At first, I thought I would simply make hospital and patient each random effects to account for the clustered nature of the data. However, one of the things I'd like to study with a regression model is how moving from hospital A to hospital B impacts (i.e. increases or decreases) the expected outcome Y. Given that I would think that I'd need to make hospital a fixed effect, but if I do that, how do I account for the correlation within hospital?
One thought I had to handle the above is just to fit separate models for each hospital. Is there a benefit or drawback from fitting separate models for each hospital?
Is there any other way to do this?
Thanks in advance for your help!
Added in response to Bill's questions/comments:
Thanks Bill. I appreciate the response. So, I somewhat oversimplified the actual situation in order to encourage more responses. Essentially, I'm trying to take into account the clustered or longitudinal aspects of my data into account. I have a few levels of clusters going on here:
1. Hospitals. Each hospital has different policies that might conceivably result in more positive or negative outcomes or there may be hospitals in areas where patients might just be generally in more poor health (e.g. they may server older populations).
2. Doctors within a hospital may be adhere to hospital policies so there may be correlations among patients from the same doctor. Skilled doctors would have patients with better outcomes, I would expect.
3. Patient observations would obviously be correlated as the same patient will likely have more highly correlated responses than the responses between patients.

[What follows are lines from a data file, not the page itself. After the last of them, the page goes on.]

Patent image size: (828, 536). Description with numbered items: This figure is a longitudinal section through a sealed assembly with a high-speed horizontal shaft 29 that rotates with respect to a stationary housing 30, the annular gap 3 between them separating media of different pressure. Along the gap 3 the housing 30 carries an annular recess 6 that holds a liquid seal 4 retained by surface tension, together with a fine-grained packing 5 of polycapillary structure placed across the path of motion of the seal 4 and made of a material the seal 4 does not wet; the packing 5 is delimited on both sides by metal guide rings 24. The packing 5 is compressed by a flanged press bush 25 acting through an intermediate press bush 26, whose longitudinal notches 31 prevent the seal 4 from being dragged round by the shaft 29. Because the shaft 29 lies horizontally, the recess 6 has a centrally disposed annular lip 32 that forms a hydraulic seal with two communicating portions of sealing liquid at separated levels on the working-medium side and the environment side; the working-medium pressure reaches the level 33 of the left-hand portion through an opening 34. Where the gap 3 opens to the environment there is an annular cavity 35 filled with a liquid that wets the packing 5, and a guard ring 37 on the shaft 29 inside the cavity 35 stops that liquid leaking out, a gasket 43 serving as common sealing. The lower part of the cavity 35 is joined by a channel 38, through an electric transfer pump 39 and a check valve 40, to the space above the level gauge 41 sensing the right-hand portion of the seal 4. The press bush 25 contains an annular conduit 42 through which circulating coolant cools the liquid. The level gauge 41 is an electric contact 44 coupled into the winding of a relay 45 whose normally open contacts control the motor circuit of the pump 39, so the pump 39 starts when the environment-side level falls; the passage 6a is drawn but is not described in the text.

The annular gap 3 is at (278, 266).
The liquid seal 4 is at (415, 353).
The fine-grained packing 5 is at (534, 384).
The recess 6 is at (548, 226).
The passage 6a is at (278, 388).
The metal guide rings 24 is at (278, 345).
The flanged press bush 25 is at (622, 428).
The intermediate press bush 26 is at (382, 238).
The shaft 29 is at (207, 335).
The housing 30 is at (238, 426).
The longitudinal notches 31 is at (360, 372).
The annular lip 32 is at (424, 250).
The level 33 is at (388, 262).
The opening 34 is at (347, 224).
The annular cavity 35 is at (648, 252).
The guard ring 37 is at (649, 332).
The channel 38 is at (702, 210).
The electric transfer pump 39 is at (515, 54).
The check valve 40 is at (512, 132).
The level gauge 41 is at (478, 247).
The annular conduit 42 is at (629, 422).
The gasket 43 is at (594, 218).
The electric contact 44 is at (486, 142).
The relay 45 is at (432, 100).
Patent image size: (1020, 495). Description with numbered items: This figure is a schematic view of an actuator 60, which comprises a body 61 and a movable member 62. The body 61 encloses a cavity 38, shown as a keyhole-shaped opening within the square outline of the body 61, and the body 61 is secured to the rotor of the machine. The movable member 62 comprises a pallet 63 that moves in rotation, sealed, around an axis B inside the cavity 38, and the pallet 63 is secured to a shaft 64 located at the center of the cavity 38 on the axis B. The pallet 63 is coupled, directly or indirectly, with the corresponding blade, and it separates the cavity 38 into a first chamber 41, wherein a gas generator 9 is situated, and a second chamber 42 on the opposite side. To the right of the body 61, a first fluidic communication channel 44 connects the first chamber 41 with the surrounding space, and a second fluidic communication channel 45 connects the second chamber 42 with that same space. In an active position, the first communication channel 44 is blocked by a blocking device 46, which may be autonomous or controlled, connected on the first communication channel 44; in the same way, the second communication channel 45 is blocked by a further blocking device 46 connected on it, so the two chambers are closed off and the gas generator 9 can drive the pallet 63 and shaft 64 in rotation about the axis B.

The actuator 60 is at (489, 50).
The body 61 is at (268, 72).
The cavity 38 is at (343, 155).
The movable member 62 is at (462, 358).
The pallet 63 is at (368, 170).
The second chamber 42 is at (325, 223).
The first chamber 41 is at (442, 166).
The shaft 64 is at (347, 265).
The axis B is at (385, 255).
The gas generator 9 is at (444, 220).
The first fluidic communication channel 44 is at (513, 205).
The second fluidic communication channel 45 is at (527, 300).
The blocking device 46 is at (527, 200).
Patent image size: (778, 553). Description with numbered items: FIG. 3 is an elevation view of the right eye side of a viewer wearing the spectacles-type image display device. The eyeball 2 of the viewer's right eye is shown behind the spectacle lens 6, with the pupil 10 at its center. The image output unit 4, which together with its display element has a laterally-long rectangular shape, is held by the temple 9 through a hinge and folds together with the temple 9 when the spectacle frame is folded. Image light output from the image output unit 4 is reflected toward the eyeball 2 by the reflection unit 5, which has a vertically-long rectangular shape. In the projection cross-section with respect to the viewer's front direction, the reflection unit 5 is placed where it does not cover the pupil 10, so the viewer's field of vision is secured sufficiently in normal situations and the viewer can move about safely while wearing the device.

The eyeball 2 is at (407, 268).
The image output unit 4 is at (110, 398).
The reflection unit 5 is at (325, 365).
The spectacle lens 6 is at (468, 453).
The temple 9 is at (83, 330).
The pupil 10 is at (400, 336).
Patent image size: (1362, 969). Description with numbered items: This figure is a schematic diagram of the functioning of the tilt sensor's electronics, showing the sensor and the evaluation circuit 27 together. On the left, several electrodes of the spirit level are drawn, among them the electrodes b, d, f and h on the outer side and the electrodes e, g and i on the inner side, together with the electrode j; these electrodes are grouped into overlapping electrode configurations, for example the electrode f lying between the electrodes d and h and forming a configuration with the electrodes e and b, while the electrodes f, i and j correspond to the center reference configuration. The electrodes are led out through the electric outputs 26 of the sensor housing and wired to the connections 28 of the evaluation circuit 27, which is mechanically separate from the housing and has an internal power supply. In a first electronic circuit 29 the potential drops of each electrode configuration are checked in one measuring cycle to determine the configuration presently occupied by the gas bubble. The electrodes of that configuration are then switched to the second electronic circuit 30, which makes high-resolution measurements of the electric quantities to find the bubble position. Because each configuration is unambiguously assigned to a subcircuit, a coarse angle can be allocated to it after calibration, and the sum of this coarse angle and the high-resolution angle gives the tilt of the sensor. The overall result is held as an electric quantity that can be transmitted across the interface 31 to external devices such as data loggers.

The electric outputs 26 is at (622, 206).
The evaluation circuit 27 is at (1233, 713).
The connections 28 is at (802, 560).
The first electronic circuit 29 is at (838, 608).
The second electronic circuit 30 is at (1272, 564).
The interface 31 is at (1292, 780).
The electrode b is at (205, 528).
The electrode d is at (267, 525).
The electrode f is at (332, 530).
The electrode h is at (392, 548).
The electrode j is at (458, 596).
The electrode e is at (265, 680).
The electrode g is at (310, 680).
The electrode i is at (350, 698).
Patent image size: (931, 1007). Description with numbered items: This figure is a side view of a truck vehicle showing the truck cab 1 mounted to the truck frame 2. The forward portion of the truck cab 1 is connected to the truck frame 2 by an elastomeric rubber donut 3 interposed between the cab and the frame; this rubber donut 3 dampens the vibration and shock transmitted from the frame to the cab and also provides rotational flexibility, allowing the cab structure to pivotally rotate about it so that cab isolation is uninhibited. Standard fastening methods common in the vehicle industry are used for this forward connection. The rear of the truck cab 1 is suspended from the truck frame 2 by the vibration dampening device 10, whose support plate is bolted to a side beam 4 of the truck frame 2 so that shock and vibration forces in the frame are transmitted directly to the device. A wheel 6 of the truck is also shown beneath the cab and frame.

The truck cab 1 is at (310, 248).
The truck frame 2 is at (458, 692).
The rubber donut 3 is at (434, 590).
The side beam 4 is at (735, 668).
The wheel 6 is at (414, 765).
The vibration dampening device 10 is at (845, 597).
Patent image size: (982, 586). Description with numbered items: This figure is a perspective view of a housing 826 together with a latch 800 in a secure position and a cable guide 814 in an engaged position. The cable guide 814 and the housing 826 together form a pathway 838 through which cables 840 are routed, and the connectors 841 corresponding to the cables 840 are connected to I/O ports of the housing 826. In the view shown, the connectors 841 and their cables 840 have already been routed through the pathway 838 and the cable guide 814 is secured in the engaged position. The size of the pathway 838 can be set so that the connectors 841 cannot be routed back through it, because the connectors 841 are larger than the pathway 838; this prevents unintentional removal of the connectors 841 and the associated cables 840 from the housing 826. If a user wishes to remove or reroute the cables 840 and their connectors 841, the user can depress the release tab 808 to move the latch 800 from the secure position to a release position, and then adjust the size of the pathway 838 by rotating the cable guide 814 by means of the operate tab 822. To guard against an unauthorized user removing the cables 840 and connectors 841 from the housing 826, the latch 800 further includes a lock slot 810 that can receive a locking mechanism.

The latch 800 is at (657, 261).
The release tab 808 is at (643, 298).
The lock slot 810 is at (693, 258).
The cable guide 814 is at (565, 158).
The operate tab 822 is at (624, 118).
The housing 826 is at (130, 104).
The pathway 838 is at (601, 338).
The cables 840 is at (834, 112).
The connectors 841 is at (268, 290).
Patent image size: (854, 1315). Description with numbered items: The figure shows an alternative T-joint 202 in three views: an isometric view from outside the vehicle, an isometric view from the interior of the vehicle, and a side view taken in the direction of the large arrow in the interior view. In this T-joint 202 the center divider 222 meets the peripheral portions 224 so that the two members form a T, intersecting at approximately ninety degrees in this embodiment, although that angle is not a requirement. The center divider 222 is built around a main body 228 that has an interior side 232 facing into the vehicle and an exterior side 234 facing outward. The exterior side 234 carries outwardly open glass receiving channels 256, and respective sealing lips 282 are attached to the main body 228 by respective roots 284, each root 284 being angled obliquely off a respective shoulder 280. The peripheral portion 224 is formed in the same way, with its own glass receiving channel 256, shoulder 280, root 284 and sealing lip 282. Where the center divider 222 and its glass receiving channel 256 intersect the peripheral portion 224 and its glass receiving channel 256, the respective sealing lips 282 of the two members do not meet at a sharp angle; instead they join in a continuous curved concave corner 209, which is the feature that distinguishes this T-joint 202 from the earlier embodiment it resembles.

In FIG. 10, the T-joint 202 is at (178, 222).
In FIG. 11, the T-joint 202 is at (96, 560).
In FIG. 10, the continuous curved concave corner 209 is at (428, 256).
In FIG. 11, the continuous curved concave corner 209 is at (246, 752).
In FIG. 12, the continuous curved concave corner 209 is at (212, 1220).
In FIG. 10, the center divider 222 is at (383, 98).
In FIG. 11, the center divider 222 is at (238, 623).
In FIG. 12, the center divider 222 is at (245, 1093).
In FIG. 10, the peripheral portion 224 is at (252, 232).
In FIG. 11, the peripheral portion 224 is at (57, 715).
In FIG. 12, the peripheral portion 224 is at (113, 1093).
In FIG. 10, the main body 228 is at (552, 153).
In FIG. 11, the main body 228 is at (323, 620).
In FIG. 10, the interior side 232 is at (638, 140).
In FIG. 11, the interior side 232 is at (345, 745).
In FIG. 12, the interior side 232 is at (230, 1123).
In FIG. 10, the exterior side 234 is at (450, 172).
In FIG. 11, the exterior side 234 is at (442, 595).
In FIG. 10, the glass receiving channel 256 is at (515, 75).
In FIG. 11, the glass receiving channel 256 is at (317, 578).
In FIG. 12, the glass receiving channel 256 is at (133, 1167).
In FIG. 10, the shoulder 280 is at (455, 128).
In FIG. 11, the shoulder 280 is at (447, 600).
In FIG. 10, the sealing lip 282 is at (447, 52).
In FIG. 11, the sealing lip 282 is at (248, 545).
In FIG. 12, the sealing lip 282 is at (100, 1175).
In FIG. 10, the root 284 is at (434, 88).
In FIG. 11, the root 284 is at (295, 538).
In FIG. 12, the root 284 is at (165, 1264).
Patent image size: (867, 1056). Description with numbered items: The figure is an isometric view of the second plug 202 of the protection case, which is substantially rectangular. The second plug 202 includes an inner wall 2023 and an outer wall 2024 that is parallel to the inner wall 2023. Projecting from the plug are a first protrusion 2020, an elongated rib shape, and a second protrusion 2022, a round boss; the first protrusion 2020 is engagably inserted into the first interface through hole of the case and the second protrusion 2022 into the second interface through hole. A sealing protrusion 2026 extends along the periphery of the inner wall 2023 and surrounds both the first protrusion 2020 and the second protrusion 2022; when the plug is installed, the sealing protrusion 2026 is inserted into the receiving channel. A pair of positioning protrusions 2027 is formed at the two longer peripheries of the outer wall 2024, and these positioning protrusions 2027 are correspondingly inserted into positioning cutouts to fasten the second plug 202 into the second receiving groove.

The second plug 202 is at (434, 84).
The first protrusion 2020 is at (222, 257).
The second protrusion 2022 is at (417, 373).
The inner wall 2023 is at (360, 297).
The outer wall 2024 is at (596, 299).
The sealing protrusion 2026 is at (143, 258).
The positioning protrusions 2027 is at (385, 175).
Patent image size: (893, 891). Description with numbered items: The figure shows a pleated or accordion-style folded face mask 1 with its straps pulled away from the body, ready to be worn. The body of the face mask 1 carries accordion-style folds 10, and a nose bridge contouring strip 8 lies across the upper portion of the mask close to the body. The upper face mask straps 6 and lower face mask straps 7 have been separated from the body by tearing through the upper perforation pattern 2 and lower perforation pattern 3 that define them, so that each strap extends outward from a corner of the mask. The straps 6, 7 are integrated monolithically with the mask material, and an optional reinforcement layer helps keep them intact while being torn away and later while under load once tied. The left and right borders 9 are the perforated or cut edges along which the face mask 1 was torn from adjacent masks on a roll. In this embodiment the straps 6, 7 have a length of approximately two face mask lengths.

Essentially, a consequence of the clustering is that measurement on units within any given cluster (hospitals/doctors/patients) are more similar than measurements on units in different clusters. From what I've been reading it seems like the way to go about this is by making hospitals, doctors, and patients random effects to account for the clustering. If this is the right approach, then it seems I can't make comparisons of the mean responses between hospitals (or any cluster) if I treat them as random effects right?
Best Answer
A perspective from Gelman & Hill's Data Analysis Using Regression and Multilevel/Hierarchical Models may point in a helpful direction. G&H entirely eschew the terms 'fixed' and 'random', arguing that these are misleading (see pp. 245-6). Instead, they emphasize describing the model itself, in terms of the assumptions it embodies, as they relate to our understanding of real-world phenomena.
Turning attention to that latter principle, I would offer the following direct response to the question about separate models. If your 7 hospitals were: (1) a maternity hospital with a neonatal intensive care unit, (2) an academic childrens' hospital, (3) a small-animal veterinary hospital, (4) a veterinary unit of an aquarium, (5) a specialty cancer care hospital, (6) a rural community hospital and (7) an academic medical center, then clearly separate models are indicated! However, to the extent that you think your analytical aims (exploratory? testing theory-based hypotheses?) will be served by sharing information between the separate hospitals, then unifying them in a hierarchical model makes sense. So, if your 7 hospitals seem similar enough with respect to the mental picture underlying your approach to your scientific questions, then you may well want to share information between your 7 models. Hierarchical modeling can be understood as a way to connect the 7 hospital models to achieve that information sharing.
It should be noted that a ready analogy presents itself here to the question about whether to discretize a continuous variable. If you use an infant/child/adult categorical variable in a model, you lose the opportunity to share information about 17 year-old patients with information about 22 year-old patients, which you might accomplish with splines on a continuous age variable. But of course, in an analysis of the patients (mothers, neonates) at a maternity hospital, there are limited opportunities to share information in this way between two clearly distinct categories of patient.